Find $x,y,z$ satisfying $x(y+z-x)=68-2x^2$, $y(z+x-y)=102-2y^2$, $z(x+y-z)=119-2z^2$ Solve for $x,y,z$:
$$x(y+z-x)=68-2x^2$$
$$y(z+x-y)=102-2y^2$$
$$z(x+y-z)=119-2z^2$$
After some manipulation, I obtain
$$xy+xz=68-x^2$$
$$yz+xy=102-y^2$$
$$xz+yz=119-z^2$$
After combining equations, I get
$$y=\frac{-51-x^2+z^2}{x-z}$$
This seems too tedious. Is there a simpler way?
 A: If you add
$$xy+xz=68-x^2$$
$$yz+xy=102-y^2$$
$$xz+yz=119-z^2$$
you get $(x+y+z)^2=17^2$, and so $x+y+z=\pm 17$. If you substitute $x+y=\pm 17-z$ in the third of your equation, you get $\pm 17 z=119$, and so $z=7$ or $z=-7$; now it is easy to get the two solution $x=4$, $y=6$, $z=7$ and $x=-4$, $y=-6$, $z=-7$.

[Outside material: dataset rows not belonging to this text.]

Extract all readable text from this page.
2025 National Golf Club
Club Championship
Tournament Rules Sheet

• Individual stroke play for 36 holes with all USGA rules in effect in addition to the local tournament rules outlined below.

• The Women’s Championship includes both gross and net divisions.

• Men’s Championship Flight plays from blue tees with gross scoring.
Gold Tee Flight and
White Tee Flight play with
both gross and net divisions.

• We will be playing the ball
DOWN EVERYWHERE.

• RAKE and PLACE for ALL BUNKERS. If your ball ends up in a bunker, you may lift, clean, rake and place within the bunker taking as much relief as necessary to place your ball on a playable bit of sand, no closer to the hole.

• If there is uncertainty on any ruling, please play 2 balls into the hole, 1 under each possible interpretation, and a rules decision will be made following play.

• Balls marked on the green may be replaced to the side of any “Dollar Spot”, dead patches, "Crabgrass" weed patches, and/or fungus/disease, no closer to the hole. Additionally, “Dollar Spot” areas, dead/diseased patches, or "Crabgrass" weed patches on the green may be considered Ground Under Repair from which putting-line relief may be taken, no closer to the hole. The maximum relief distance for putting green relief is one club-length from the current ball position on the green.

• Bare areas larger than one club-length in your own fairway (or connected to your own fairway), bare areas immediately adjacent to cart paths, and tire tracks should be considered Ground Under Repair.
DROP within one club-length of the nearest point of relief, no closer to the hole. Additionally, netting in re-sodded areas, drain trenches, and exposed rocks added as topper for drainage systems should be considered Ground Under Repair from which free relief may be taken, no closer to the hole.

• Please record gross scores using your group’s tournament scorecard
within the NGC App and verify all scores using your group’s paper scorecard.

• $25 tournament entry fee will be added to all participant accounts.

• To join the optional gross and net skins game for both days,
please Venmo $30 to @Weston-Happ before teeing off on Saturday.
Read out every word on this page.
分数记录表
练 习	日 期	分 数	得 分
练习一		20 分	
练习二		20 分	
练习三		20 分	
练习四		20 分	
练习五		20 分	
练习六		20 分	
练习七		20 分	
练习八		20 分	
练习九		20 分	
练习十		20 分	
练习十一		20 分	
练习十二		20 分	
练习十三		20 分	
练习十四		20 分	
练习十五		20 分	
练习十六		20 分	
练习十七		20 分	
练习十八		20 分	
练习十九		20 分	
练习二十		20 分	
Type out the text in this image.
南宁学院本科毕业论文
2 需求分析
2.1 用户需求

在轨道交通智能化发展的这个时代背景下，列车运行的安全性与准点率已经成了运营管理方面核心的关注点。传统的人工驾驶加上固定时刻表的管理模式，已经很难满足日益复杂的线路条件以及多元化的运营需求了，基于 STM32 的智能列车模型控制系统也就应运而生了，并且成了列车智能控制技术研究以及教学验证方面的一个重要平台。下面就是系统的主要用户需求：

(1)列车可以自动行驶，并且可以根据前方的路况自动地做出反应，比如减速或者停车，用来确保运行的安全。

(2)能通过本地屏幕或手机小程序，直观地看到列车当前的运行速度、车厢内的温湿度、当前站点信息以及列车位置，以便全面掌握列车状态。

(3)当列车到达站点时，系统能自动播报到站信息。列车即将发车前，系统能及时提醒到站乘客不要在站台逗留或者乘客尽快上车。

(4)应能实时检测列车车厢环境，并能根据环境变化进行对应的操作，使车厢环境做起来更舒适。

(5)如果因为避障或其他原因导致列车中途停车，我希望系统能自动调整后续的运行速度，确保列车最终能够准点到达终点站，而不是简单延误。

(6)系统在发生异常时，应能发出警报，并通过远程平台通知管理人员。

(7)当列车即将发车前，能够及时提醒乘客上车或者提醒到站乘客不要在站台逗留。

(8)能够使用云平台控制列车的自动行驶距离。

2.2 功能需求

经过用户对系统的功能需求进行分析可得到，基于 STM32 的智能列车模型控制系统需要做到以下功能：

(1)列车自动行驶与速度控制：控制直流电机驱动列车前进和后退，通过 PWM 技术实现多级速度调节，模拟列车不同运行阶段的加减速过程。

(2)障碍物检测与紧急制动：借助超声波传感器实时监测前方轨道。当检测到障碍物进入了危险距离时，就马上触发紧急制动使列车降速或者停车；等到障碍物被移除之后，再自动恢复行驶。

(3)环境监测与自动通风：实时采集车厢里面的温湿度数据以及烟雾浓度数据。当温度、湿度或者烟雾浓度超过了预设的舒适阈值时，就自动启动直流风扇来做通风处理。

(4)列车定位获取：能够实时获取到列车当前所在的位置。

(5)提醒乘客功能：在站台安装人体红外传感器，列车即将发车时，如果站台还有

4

A: Your system is equivalent to
\begin{align}
x(y+z+x)&=68\\
y(z+x+y)&=102\\
z(x+y+z)&=119.
\end{align}
Therefore, in effect, you have
\begin{align}
xa&=68\\
ya&=102\\
za&=119\\
a&=x+y+z.
\end{align}
This means that
$$a=\frac{68}{a}+\frac{102}{a}+\frac{119}{a}$$
or $$a^2=68+102+119\implies a=\pm 17,$$
which results in either $x= 4, y=6, z=7$ or $x=-4, y=-6, z=-7.$ (Thanks to paw88789 for pointing this out).
A: 
Solve for $x,y,z$:


$$x(y+z-x)=68-2x^2$$
$$y(z+x-y)=102-2y^2$$
$$z(x+y-z)=119-2z^2$$

$$x(x + y + z) = 68 - 2x^2 + 2x^2 = 68. \tag1$$
Similarly, $$y(x + y + z) = 102. \tag2 $$
$$z(x + y + z) = 119. \tag3 $$
Therefore, $$x::y::z = 68::102::119.\tag4 $$
You can use (4) above to eliminate (for example) the $x,y$ variables, expressing both of them in terms of $z$.  Then, if the system is solvable, routine methods should conquer the original equations.